Moving into the final countdown for the Emporia Artist Walk. The event takes place on Saturday, 18 April from 10 am to 4 pm, in downtown Emporia.

I’ve been printing more Flint Hills diptychs today. I’ve got to say, those 11×14 prints really make me feel like I’m back in the Hills. Wish I could print them on 20×24. Maybe someday!

Hope you make it to the Artist Walk.

A Different Look at the Flint Hills

On Road CR-2 Greenwood County

Near Texaco Hill, Greenwood County

Tully Hill Road, Geary County

Tully Hill Road, Geary County

Hard to believe that I haven’t updated this Blog since October. It’s been a busy year for everything except photography it seems. But, I haven’t been completely lazy.

My latest project on the Flint Hills makes use of multiple prints to form a panoramic display. Using two prints is called diptych (pronounced dip-tick). Using three prints is called a triptych (with similar pronunciation). (People with ArtSpeak  inherently know these pronunciations and meanings, but I was a farm boy and had to look them up.) Using this approach for panoramic landscape departs from the classic construction of a -tych. In the classic construction, each print may be entirely different yet the sum tells a story. I guess one could stretch that classic definition and say that the panorama tells a story about the landscape more adequately than single photographs.

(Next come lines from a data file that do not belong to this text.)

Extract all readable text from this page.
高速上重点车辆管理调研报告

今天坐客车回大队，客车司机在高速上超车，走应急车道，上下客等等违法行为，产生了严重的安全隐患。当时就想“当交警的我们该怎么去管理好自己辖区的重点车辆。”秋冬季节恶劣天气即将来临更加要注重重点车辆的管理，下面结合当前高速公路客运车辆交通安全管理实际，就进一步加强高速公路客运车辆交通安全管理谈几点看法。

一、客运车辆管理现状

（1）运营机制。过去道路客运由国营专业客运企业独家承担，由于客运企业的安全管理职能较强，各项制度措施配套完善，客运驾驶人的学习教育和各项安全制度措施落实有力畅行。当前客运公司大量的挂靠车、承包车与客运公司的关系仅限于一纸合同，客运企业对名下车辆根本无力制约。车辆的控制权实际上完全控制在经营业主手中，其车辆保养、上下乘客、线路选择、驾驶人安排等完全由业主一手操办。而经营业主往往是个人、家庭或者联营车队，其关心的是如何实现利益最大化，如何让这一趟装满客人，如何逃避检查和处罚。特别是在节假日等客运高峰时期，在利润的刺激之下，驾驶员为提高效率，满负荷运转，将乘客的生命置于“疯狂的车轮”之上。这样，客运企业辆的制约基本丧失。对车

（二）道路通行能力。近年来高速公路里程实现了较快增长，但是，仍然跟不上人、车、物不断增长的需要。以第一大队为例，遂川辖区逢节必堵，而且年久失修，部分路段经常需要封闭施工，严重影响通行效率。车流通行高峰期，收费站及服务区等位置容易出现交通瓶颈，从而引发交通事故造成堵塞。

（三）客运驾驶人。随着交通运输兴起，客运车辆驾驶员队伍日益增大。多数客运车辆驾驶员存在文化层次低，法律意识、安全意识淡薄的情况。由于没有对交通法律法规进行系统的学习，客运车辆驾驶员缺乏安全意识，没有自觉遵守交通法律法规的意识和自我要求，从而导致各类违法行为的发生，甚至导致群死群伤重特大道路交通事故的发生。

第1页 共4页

For this technique, I use individual 4×5 negatives and make individual prints. After processing and drying, the prints are trimmed to match, then dry mounted on mat board.

Its really exciting to use multiple 11×14 prints. That brings the image up to a size that’s more in keeping with the feel of the Flint Hills. Using 8×10 prints for an 8×20 diptych or 10x 24 triptych is also nice. The 8×20 format is a standard banquet-camera size, the next step up from the 7×17 format that I use.

I’m participating in the Emporia Art Walk this year on Saturday April 18th. My goal is to have several of these panoramas on display and for sale. Hope to see you there.